The attacks follow a September announcement by Ansar-e Hezbollah or the “Supporters of the Party of God, a paramilitary fundamentalist group, that it would resume vigilante-style moral policing, couched in the Islamic notion of “enjoining good and forbidding wrong.” Through much of the 1980s and 1990s, the group terrorized Iranians by attacking civic gatherings, lectures by progressive academics, and women on the street deemed insufficiently covered. The group’s re-emergence marks a new strategy in the hardline assault on President Rouhani’s efforts to moderate Iranian society. 

In Isfahan, people are speaking about an organized campaign to enforce strict Islamic moral and social codes, lending credence to the link between the acid attacks and Ansar-e Hezbollah’s announced resurgence. But officials in Tehran are pushing back against these perceptions. 

 “These acid attacks have nothing to do with people’s hejab,” Ahmad Salek, an Isfahahn MP, told IranWire. “One of the targets of the attack was wearing full hejab and chador. These rumors are made up by the mercenaries who live in the West and want to weaken the regime.”

The Deputy Interior Minister’s remarks concurred with this view. “Investigations have shown that these acid attacks are not chain attacks,” he said. “Don’t even mention the word ‘chain’,” he says, “because it would disturb the peace of mind of the people of Isfahan.”

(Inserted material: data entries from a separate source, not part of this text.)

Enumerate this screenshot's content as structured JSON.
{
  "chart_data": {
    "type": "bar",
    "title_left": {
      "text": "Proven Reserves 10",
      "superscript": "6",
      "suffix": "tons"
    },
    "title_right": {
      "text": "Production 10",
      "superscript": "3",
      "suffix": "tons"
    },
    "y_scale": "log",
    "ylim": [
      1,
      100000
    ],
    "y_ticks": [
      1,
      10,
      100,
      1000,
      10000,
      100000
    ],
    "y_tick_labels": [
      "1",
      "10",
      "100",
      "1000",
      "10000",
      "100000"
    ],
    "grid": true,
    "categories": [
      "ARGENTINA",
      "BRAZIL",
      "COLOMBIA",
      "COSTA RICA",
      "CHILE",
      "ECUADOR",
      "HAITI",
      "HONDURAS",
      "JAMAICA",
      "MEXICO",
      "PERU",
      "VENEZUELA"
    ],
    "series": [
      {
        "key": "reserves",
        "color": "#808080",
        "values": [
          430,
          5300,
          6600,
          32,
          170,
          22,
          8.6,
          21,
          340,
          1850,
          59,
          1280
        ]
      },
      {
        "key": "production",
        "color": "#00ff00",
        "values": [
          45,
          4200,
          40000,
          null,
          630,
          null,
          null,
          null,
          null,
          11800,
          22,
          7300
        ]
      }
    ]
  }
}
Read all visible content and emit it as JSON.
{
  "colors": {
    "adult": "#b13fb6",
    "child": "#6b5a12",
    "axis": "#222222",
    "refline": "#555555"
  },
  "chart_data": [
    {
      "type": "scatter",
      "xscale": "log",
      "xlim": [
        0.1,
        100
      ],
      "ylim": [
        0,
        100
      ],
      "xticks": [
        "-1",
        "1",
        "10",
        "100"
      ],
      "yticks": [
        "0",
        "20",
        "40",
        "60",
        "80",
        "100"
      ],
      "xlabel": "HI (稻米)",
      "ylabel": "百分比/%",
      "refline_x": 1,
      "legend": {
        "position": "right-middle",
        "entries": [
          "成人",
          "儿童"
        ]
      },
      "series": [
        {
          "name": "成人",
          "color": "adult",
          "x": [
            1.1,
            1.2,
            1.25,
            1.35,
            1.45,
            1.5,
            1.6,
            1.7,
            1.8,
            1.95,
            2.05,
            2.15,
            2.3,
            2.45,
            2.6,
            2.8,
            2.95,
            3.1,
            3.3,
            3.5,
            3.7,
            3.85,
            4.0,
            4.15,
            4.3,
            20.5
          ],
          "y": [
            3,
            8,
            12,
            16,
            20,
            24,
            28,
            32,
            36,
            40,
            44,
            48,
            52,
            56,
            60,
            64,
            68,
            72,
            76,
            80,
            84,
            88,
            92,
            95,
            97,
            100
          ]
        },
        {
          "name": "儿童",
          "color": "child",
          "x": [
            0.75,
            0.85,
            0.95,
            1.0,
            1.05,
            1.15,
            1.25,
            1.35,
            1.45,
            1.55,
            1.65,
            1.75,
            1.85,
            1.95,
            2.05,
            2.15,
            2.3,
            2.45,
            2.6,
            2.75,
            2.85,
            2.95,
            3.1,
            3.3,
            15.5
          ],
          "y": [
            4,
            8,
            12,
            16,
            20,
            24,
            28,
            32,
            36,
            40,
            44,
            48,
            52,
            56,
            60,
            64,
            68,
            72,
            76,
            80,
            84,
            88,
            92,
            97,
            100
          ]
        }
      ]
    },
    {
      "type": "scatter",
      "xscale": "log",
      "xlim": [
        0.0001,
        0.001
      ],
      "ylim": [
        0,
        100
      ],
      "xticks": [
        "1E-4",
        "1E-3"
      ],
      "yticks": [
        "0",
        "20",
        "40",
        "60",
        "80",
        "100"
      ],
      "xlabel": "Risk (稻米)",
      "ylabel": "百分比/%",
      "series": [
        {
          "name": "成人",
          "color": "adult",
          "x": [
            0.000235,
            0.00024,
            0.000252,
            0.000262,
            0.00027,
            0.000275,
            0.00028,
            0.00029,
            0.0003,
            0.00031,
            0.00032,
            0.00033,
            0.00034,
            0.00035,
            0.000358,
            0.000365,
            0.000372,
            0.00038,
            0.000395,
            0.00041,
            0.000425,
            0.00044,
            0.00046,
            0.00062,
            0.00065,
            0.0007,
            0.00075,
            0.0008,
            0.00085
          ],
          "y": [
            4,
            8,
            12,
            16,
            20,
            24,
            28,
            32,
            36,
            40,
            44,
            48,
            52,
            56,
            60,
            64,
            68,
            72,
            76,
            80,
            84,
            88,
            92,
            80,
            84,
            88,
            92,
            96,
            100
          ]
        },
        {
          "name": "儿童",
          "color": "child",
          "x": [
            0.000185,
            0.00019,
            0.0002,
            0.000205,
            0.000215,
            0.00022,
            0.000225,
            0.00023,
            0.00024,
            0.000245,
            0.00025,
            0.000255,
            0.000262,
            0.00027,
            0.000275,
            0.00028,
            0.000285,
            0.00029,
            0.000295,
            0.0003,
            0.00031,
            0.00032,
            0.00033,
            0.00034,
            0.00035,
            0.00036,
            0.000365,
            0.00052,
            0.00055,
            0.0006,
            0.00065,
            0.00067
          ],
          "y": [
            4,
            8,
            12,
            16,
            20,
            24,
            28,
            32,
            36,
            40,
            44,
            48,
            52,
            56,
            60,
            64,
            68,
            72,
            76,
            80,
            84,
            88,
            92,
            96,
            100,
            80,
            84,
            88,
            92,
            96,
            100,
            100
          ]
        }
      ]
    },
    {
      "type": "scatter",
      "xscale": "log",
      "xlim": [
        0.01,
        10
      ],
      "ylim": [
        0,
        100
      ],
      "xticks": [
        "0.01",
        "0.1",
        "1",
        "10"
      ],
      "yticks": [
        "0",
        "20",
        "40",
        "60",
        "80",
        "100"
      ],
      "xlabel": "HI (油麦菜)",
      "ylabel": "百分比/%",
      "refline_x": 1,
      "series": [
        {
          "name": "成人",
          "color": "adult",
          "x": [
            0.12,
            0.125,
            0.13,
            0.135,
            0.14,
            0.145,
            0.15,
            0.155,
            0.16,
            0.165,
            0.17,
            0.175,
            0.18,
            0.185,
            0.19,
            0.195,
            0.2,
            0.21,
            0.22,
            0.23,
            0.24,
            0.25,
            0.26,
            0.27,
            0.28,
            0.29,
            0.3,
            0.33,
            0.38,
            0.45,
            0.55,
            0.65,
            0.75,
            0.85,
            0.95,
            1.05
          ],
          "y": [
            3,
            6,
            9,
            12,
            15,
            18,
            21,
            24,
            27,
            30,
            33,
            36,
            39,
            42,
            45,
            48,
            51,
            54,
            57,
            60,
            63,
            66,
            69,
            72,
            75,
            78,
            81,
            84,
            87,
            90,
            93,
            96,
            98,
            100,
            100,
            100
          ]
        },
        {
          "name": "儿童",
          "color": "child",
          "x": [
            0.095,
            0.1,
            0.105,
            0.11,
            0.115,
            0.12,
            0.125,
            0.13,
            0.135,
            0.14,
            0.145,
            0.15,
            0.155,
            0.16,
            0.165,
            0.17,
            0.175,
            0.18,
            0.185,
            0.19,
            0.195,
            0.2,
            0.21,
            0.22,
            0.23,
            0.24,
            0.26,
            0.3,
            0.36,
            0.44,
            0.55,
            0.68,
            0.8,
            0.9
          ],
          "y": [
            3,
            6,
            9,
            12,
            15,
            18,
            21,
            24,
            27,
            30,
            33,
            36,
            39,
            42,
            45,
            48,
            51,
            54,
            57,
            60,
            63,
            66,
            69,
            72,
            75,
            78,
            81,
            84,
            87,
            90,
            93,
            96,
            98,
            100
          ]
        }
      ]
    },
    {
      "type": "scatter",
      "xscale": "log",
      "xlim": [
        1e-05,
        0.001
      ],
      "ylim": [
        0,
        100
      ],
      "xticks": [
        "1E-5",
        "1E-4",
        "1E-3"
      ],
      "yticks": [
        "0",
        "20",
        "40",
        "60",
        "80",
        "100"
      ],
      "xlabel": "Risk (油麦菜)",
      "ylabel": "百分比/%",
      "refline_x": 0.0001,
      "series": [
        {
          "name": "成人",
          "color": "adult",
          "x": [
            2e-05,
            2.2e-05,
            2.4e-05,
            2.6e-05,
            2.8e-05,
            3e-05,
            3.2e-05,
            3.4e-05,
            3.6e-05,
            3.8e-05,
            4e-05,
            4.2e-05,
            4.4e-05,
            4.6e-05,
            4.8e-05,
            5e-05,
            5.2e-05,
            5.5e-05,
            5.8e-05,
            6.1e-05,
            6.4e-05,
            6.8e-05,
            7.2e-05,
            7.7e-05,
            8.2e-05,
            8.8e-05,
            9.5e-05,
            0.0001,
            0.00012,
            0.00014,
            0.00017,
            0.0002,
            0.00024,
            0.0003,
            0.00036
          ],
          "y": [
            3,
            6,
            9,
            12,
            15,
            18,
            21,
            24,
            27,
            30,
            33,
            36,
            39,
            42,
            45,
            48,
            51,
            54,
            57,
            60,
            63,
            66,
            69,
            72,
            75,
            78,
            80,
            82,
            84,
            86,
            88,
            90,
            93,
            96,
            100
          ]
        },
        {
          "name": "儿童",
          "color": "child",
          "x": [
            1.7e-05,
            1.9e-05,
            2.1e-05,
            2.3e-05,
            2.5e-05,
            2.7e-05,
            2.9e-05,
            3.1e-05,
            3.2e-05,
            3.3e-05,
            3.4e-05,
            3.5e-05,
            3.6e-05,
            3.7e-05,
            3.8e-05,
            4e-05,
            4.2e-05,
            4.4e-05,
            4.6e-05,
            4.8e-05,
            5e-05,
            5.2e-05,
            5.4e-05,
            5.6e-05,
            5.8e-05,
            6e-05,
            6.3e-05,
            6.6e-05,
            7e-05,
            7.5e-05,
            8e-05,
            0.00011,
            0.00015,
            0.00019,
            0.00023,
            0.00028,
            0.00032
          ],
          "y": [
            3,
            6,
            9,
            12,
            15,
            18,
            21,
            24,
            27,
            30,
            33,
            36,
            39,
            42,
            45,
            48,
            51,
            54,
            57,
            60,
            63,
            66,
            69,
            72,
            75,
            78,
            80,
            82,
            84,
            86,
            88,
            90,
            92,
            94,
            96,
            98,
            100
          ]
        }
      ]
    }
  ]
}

But residents of Isfahan are skeptical about the government’s response. Many say they do not believe a single serial attacker is responsible, but also cannot see how they spate is simply random. “What the police says is not logical,” says Ahmad. “How can one say that suddenly a few crazy guys have set out in the city and they are all carrying buckets of acid at the same time?”

Many in Isfahan have written on Facebook about a sense of insecurity and panic gripping the city. “I am so unsettled that the sound of a motorcycle makes me run away,” wrote Sahar. 

Mahmoud, another Isfahan resident, wrote on his page: “Whenever my sister steps outside the door my heart goes wild until she comes back home.”

Zahra, also a Facebook user, reports of an instant message that she received from an unknown phone number. The message warned her to expect the worst if she does not observe proper hejab. Ali, who lives in Isfahan, told IranWire that “in mosques and other religious gatherings they have announced that women must observe proper hejab to prevent some people from being provoked.”

Yet MP Ahmad Salek believes that it is the BBC Persian Service which is stirring trouble, inventing the connection between hejab and the acid attacks. “The source of these talks was  BBC Persian,” he says. “Then the Voice of America and other media outlets picked it up.”

But contrary to his claim, the news was first reported by the Iranian Students' News Agency (ISNA). Salek’s words reflect the general attitude of hardline media, notably the newspaper Kayhan, which is published under the direct supervision of the Supreme Leader’s office.

Soheyla has not heard of any arrests. While we are talking on the phone, a man takes the handset and introduces himself as a relative of Soheyla. “I contacted the Isfahan police to follow up on the news,” he said. “They said these are rumors and nobody has been arrested yet. I told them ‘but the Deputy Interior Minister has announced the news’. They did not explain more. They just said these are rumors and nobody has been arrested.”